Because the Android one is a stupid paradigm. Linux already contains a layer that is designed for handling bazillions of processes that are doing nothing, and it will transparently swap them out when there is memory pressure. As long as there is swap, which for some reason Android seems not to have.

The fact that some idiots decided to implement a new layer on top of this one that for some weird reason forces developers to manually implement checkpointing (aka saving and restoring state) into each and every small application is something I cannot understand. Possibly it has more to do with Android's PalmOS roots than anything else.

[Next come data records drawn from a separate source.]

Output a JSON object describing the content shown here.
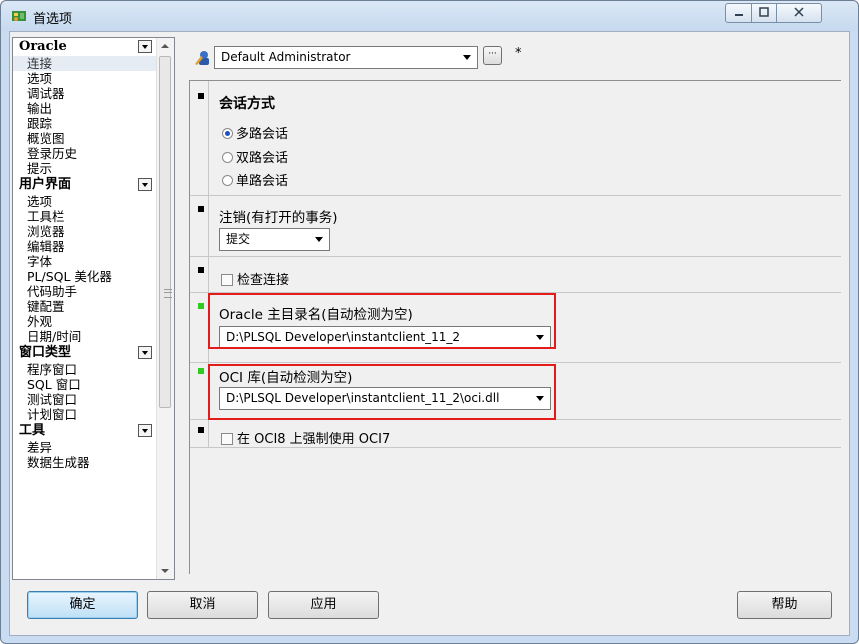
{
  "window": {
    "title": "首选项",
    "controls": [
      "minimize",
      "maximize",
      "close"
    ]
  },
  "tree": {
    "categories": [
      {
        "label": "Oracle",
        "items": [
          "连接",
          "选项",
          "调试器",
          "输出",
          "跟踪",
          "概览图",
          "登录历史",
          "提示"
        ],
        "selected": "连接"
      },
      {
        "label": "用户界面",
        "items": [
          "选项",
          "工具栏",
          "浏览器",
          "编辑器",
          "字体",
          "PL/SQL 美化器",
          "代码助手",
          "键配置",
          "外观",
          "日期/时间"
        ]
      },
      {
        "label": "窗口类型",
        "items": [
          "程序窗口",
          "SQL 窗口",
          "测试窗口",
          "计划窗口"
        ]
      },
      {
        "label": "工具",
        "items": [
          "差异",
          "数据生成器"
        ]
      }
    ]
  },
  "profile": {
    "value": "Default Administrator",
    "more_label": "···",
    "asterisk": "*"
  },
  "sections": {
    "session_mode": {
      "title": "会话方式",
      "options": [
        "多路会话",
        "双路会话",
        "单路会话"
      ],
      "selected": "多路会话"
    },
    "logoff": {
      "title": "注销(有打开的事务)",
      "value": "提交"
    },
    "check_connection": {
      "label": "检查连接",
      "checked": false
    },
    "oracle_home": {
      "title": "Oracle 主目录名(自动检测为空)",
      "value": "D:\\PLSQL Developer\\instantclient_11_2"
    },
    "oci_library": {
      "title": "OCI 库(自动检测为空)",
      "value": "D:\\PLSQL Developer\\instantclient_11_2\\oci.dll"
    },
    "force_oci7": {
      "label": "在 OCI8 上强制使用 OCI7",
      "checked": false
    }
  },
  "buttons": {
    "ok": "确定",
    "cancel": "取消",
    "apply": "应用",
    "help": "帮助"
  },
  "colors": {
    "highlight_box": "#e41b1b",
    "marker_changed": "#2ecc1e",
    "marker_default": "#000000",
    "selected_item_bg": "#e6ecf4"
  }
}
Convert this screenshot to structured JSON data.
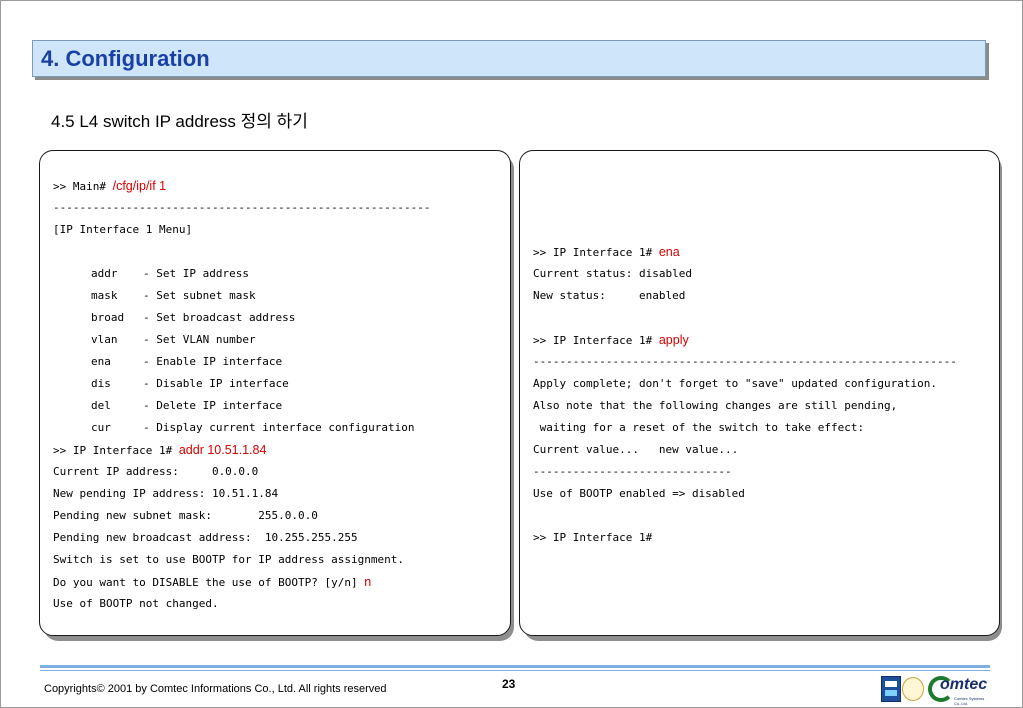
{
  "header": {
    "title": "4. Configuration",
    "subtitle": "4.5 L4 switch IP address 정의 하기"
  },
  "left_panel": {
    "prompt1": ">> Main# ",
    "cmd1": "/cfg/ip/if 1",
    "divider": "---------------------------------------------------------",
    "menu_title": "[IP Interface 1 Menu]",
    "menu": [
      {
        "key": "addr",
        "desc": "- Set IP address"
      },
      {
        "key": "mask",
        "desc": "- Set subnet mask"
      },
      {
        "key": "broad",
        "desc": "- Set broadcast address"
      },
      {
        "key": "vlan",
        "desc": "- Set VLAN number"
      },
      {
        "key": "ena",
        "desc": "- Enable IP interface"
      },
      {
        "key": "dis",
        "desc": "- Disable IP interface"
      },
      {
        "key": "del",
        "desc": "- Delete IP interface"
      },
      {
        "key": "cur",
        "desc": "- Display current interface configuration"
      }
    ],
    "prompt2": ">> IP Interface 1# ",
    "cmd2": "addr 10.51.1.84",
    "lines": [
      "Current IP address:     0.0.0.0",
      "New pending IP address: 10.51.1.84",
      "Pending new subnet mask:       255.0.0.0",
      "Pending new broadcast address:  10.255.255.255",
      "Switch is set to use BOOTP for IP address assignment."
    ],
    "question": "Do you want to DISABLE the use of BOOTP? [y/n] ",
    "answer": "n",
    "last": "Use of BOOTP not changed."
  },
  "right_panel": {
    "prompt1": ">> IP Interface 1# ",
    "cmd1": "ena",
    "status1": "Current status: disabled",
    "status2": "New status:     enabled",
    "prompt2": ">> IP Interface 1# ",
    "cmd2": "apply",
    "divider": "----------------------------------------------------------------",
    "lines": [
      "Apply complete; don't forget to \"save\" updated configuration.",
      "Also note that the following changes are still pending,",
      " waiting for a reset of the switch to take effect:",
      "Current value...   new value...",
      "------------------------------",
      "Use of BOOTP enabled => disabled"
    ],
    "prompt3": ">> IP Interface 1#"
  },
  "footer": {
    "copyright": "Copyrights© 2001 by Comtec Informations Co., Ltd. All rights reserved",
    "page_number": "23",
    "logo_word": "omtec",
    "logo_tagline": "Comtec Systems Co.,Ltd."
  },
  "colors": {
    "title_bg": "#cfe6fa",
    "title_text": "#1a3fa5",
    "command_red": "#d40000",
    "footer_rule": "#7fb0e3"
  }
}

Originally Posted by zimon View Post
Lets not go to too deep in this OT, but the terminal window program's backend could (should) be programmed to be Service and IntentService and it could do just that what you describe. Terminal's GUI would be a normal Activity which connects to that backend which is running CLI processes and bash. The GUI part could be killed in between when a user leaves it (the terminal window) to the background.
Great, so apart from the already existing separation between the terminal process and the bash process (whose only relation is that one is the controller of the other's tty), I have to make up an extra third process that was previously not needed just to fit into this weird reinvention of the wheel. And invent a new IPC paradigm (in Java nonetheless) to communicate the terminal controller with this new third process.

Last edited by javispedro; 2013-12-03 at 04:53.